Pada dimensi use of capacity memiliki nilai rata-rata yang termasuk pada kategori sedang
yaitu, 4,2 artinya karyawan merasakan cukup diberikan kebebasan dalam melakukan
pekerjaannya, karyawan juga mendapatkan otonomi dalam bekerja dan terlibat dalam pembuatan
perencanaan. Pada dimensi opportunities memiliki nilai rata-rata yang termasuk pada kategori
sedang yaitu, 4,2 artinya karyawan merasa cukup diberikan kesempatan untuk berkembang
melalui pelatihan dan pengembangan karir berupa peluang kenaikan pangkat atau promosi serta
mendapatkan jaminan terkait pendapatan.
Pada dimensi social integration memiliki nilai rata-rata yang termasuk pada kategori
tinggi yaitu, 4,4 artinya karyawa merasa menjadi bagian dari suatu tim dan tidak diisolasi dari
kelompok, individu saling mendukung satu sama lain dan terdapat rasa hubungan
kemasyarakatan serta hubungan antara perseorangan. Pada dimensi Constitutionalism memiliki
nilai rata-rata sebesar 4.6, berada pada kategori tinggi, artinya karyawan yang menjadi responden
dalam penelitian ini merasa hak pribadinya sebagai seorang individu yang bekerja dihormati.
Perusahaan memberi dukungan yang tinggi terhadap kebebasan bersuara dan terwujudnya
pelayanan yang adil serta keleluasaan pribadi karyawan.
Pada dimensi work occupy memiliki nilai rata-rata sebesar 4.6, berada pada kategori
tinggi, artinya karyawan yang menjadi responden dalam penelitian ini merasa bahwa pekerjaan
memberikan dampak positif terhadap ruang kehidupan karyawan. Selain berperan di lingkungan
kerja, karyawan juga mempunyai peranan di luar tempat kerja seperti sebagai seorang suami atau
bapak dan ibu atau istri yang perlu mempunyai waktu untuk bersama keluarga.
Dimensi yang terakhir dari variabel quality of work life yaitu social relevance memiliki
nilai rata-rata sebesar 4.6, berada dalam kategori tinggi, artinya karyawan yang menjadi
responden dalam penelitian ini merasa bahwa perusahaan mempunyai tanggung jawab sosial
yang harus dilakukan demi kepentingan pelanggan dan masyarakat secara keseluruhan selama
perusahaan menjalankan aktivitasnya.
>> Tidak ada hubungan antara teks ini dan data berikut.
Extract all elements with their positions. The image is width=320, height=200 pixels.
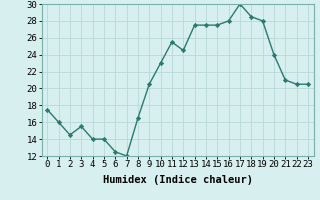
X-axis label: Humidex (Indice chaleur): Humidex (Indice chaleur) [103,175,252,185]
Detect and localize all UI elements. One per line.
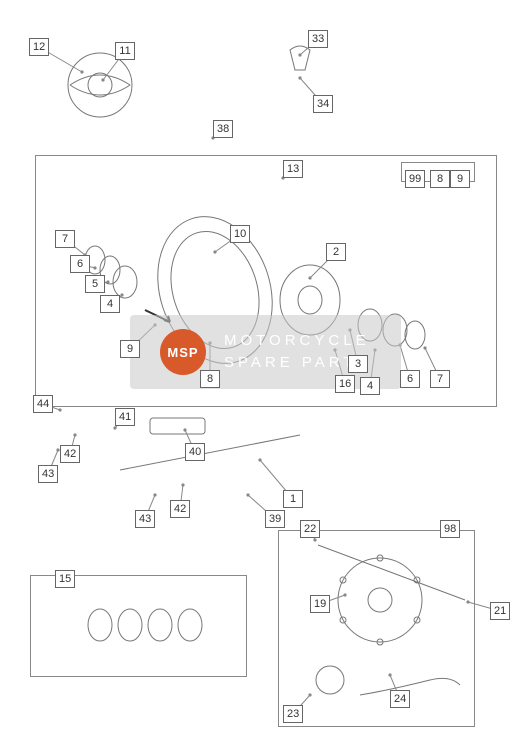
callout-10: 10 xyxy=(230,225,250,243)
callout-98: 98 xyxy=(440,520,460,538)
watermark-line1: MOTORCYCLE xyxy=(224,330,371,353)
callout-42: 42 xyxy=(60,445,80,463)
callout-15: 15 xyxy=(55,570,75,588)
callout-3: 3 xyxy=(348,355,368,373)
callout-39: 39 xyxy=(265,510,285,528)
callout-40: 40 xyxy=(185,443,205,461)
callout-44: 44 xyxy=(33,395,53,413)
callout-24: 24 xyxy=(390,690,410,708)
diagram-stage: { "diagram": { "title": "MOTORCYCLE SPAR… xyxy=(0,0,529,752)
callout-12: 12 xyxy=(29,38,49,56)
callout-7: 7 xyxy=(430,370,450,388)
callout-5: 5 xyxy=(85,275,105,293)
watermark-logo: MSP xyxy=(160,329,206,375)
callout-1: 1 xyxy=(283,490,303,508)
callout-23: 23 xyxy=(283,705,303,723)
callout-6: 6 xyxy=(70,255,90,273)
callout-4: 4 xyxy=(360,377,380,395)
callout-19: 19 xyxy=(310,595,330,613)
callout-13: 13 xyxy=(283,160,303,178)
callout-6: 6 xyxy=(400,370,420,388)
callout-38: 38 xyxy=(213,120,233,138)
callout-9: 9 xyxy=(120,340,140,358)
callout-8: 8 xyxy=(430,170,450,188)
callout-99: 99 xyxy=(405,170,425,188)
callout-21: 21 xyxy=(490,602,510,620)
callout-9: 9 xyxy=(450,170,470,188)
callout-22: 22 xyxy=(300,520,320,538)
callout-7: 7 xyxy=(55,230,75,248)
callout-11: 11 xyxy=(115,42,135,60)
callout-33: 33 xyxy=(308,30,328,48)
callout-42: 42 xyxy=(170,500,190,518)
callout-4: 4 xyxy=(100,295,120,313)
callout-2: 2 xyxy=(326,243,346,261)
callout-43: 43 xyxy=(135,510,155,528)
callout-41: 41 xyxy=(115,408,135,426)
callout-16: 16 xyxy=(335,375,355,393)
callout-8: 8 xyxy=(200,370,220,388)
callout-34: 34 xyxy=(313,95,333,113)
callout-43: 43 xyxy=(38,465,58,483)
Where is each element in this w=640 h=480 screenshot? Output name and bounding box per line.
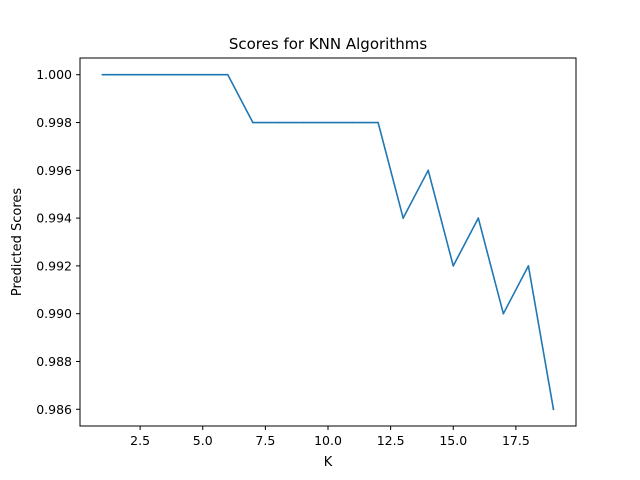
data-point [527,265,530,267]
x-tick-label: 12.5 [377,433,405,448]
data-point [151,73,154,76]
data-point [101,73,104,76]
data-point [327,121,329,124]
y-tick-label: 0.990 [36,306,72,321]
data-point [427,169,430,172]
x-tick-label: 17.5 [502,433,530,448]
data-point [477,217,480,219]
data-point [277,121,279,124]
data-point [302,121,304,124]
x-tick-label: 7.5 [255,433,275,448]
x-tick-label: 5.0 [193,433,213,448]
data-point [252,121,254,124]
y-axis-title: Predicted Scores [10,188,25,297]
data-point [201,73,204,76]
x-axis-title: K [324,455,333,470]
y-tick-label: 1.000 [36,67,72,82]
y-tick-label: 0.996 [36,163,72,178]
x-tick-label: 10.0 [314,433,342,448]
x-tick-label: 2.5 [130,433,150,448]
y-tick-label: 0.998 [36,115,72,130]
data-point [452,265,455,267]
x-tick-label: 15.0 [439,433,467,448]
y-tick-label: 0.986 [36,402,72,417]
data-point [226,73,229,76]
x-axis: 2.5 5.0 7.5 10.0 12.5 15.0 17.5 [130,426,530,448]
y-tick-label: 0.992 [36,258,72,273]
data-point [552,408,555,411]
data-point [502,312,505,315]
data-point [377,121,379,124]
data-point [352,121,354,124]
y-tick-label: 0.994 [36,211,72,226]
chart-title: Scores for KNN Algorithms [229,35,427,53]
data-point [176,73,179,76]
data-point [402,217,404,219]
y-tick-label: 0.988 [36,354,72,369]
y-axis: 0.986 0.988 0.990 0.992 0.994 0.996 0.998 1.000 [36,67,80,417]
plot-area [101,73,555,411]
data-point [126,73,129,76]
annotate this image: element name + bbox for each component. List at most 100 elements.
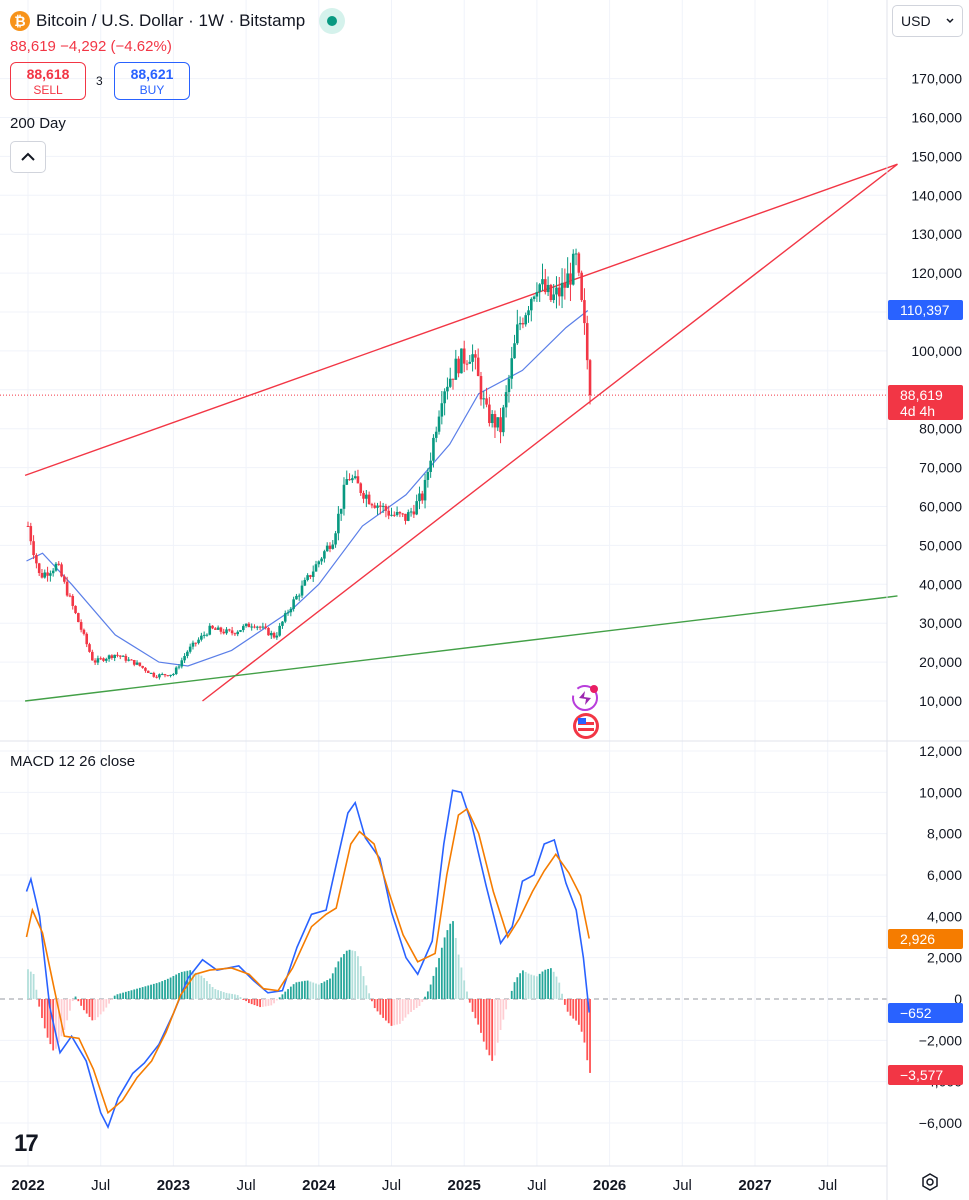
buy-button[interactable]: 88,621 BUY xyxy=(114,62,190,100)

Karyawan akan lebih menghargai pekerjaan dan
perusahaan dimana mereka bekerja ketika perusahaan tersebut tidak mengabaikan peranan dan
tanggung jawab sosialnya.

5.3 Faktor Internal dan Eksternal Dimensi Quality of Work Life Terhadap Employee
Engagement
Jika dilihat dari hasil penelitian, dimensi-dimensi quality of work life dibentuk dari faktor
eksternal dan internal karyawan. Faktor internal berasal dari apa yang ada di dalam diri karyawan
itu sendiri, sedangkan faktor eksternal merupakan apa yang berasal dari luar diri karyawan yaitu,
lingkungan kerja atau perusahaan dimana karyawan bekerja. Dimensi-dimensi yang termasuk
faktor internal antara lain, use of capacity dan opportunities, sedangkan faktor eksternal yaitu,
fair and appropriate salary, working condition, social integration, constitutionalism, work
occupy dan social relevance. Selain itu faktor budaya (yang disesuaikan dengan kondisi dan
lokasi dimana perusahaan berada) juga mempengaruhi karyawan tentang pandangannya terhadap
dimensi-dimensi quality of work life dan pengaruhnya pada employee engagement.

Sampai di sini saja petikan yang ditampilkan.